Formed in 2002, Chromeo’s signature mix of musical parody and good-time dance music, it turns out, has its roots in a decidedly brainy approach. Up until the band’s 2014 album “White Women” and the breakout success of tracks like “Jealous (I Ain’t With It),” “Sexy Socialite” and “Fancy Footwork,” Dave1 was working toward a Ph.D in French literature at Columbia University.
Immersed in semiotics and literary theory, he broke down and deconstructed the pop music that he loved and built Chromeo from the sparkling shards.
“We knew that our canon would be this funk music from the late ’70s into the ’80s, and we studied what was used to do it, what the tropes were, and we wanted to subvert it,” he explained, “to make it sound like they were done by two goofy kids from Canada, which we were.”
He and P-Thugg mined poppiest of pop music from the late disco and early “yacht rock” era and tossed in touches of classic rock and hip-hop excess to make something new and distinctly Chromeo’s that is sometimes aggressively tongue-in-cheek and sometimes baldly sincere.
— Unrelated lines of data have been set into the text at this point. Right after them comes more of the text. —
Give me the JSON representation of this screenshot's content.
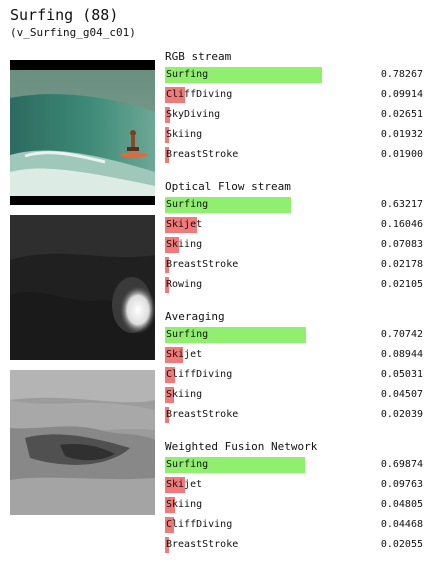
{
  "header": {
    "title": "Surfing (88)",
    "subtitle": "(v_Surfing_g04_c01)"
  },
  "colors": {
    "top_bar": "#90ef6e",
    "other_bar": "#f07a7a"
  },
  "images": [
    {
      "name": "rgb-frame-image"
    },
    {
      "name": "optical-flow-x-image"
    },
    {
      "name": "optical-flow-y-image"
    }
  ],
  "sections": [
    {
      "title": "RGB stream",
      "rows": [
        {
          "label": "Surfing",
          "value": "0.78267",
          "fraction": 0.78267
        },
        {
          "label": "CliffDiving",
          "value": "0.09914",
          "fraction": 0.09914
        },
        {
          "label": "SkyDiving",
          "value": "0.02651",
          "fraction": 0.02651
        },
        {
          "label": "Skiing",
          "value": "0.01932",
          "fraction": 0.01932
        },
        {
          "label": "BreastStroke",
          "value": "0.01900",
          "fraction": 0.019
        }
      ]
    },
    {
      "title": "Optical Flow stream",
      "rows": [
        {
          "label": "Surfing",
          "value": "0.63217",
          "fraction": 0.63217
        },
        {
          "label": "Skijet",
          "value": "0.16046",
          "fraction": 0.16046
        },
        {
          "label": "Skiing",
          "value": "0.07083",
          "fraction": 0.07083
        },
        {
          "label": "BreastStroke",
          "value": "0.02178",
          "fraction": 0.02178
        },
        {
          "label": "Rowing",
          "value": "0.02105",
          "fraction": 0.02105
        }
      ]
    },
    {
      "title": "Averaging",
      "rows": [
        {
          "label": "Surfing",
          "value": "0.70742",
          "fraction": 0.70742
        },
        {
          "label": "Skijet",
          "value": "0.08944",
          "fraction": 0.08944
        },
        {
          "label": "CliffDiving",
          "value": "0.05031",
          "fraction": 0.05031
        },
        {
          "label": "Skiing",
          "value": "0.04507",
          "fraction": 0.04507
        },
        {
          "label": "BreastStroke",
          "value": "0.02039",
          "fraction": 0.02039
        }
      ]
    },
    {
      "title": "Weighted Fusion Network",
      "rows": [
        {
          "label": "Surfing",
          "value": "0.69874",
          "fraction": 0.69874
        },
        {
          "label": "Skijet",
          "value": "0.09763",
          "fraction": 0.09763
        },
        {
          "label": "Skiing",
          "value": "0.04805",
          "fraction": 0.04805
        },
        {
          "label": "CliffDiving",
          "value": "0.04468",
          "fraction": 0.04468
        },
        {
          "label": "BreastStroke",
          "value": "0.02055",
          "fraction": 0.02055
        }
      ]
    }
  ]
}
“I always felt like ’80s funk music was a really cool sign system, and I knew that all of the signs in there are things you’d get a kick out of seeing again,” Dave1 explained. “That’s why we went that route, but then we re-contextualized it, and we blended it with other specific signifiers — whether it be a neurotic Woody Allen-esque persona singing the lyrics and classic rock artwork, or a tough-guy, hip-hop sensibility.”
Longtime Woody Creeker John Oates and the genre-bending work he did with Daryl Hall, was a model for Dave1 and P-Thugg.
“What they were doing was like a hybrid appropriation of black soul music,” Dave 1 said of Hall and Oates. “They blended it with their distinct voice and their Philadelphia local tradition, and with other influences like prog and folk. So it turned into this delicious pop music. That, in many ways, inspired us, because we saw that we could stay true to the city we come from — Montreal — and we could blend other influences as well.”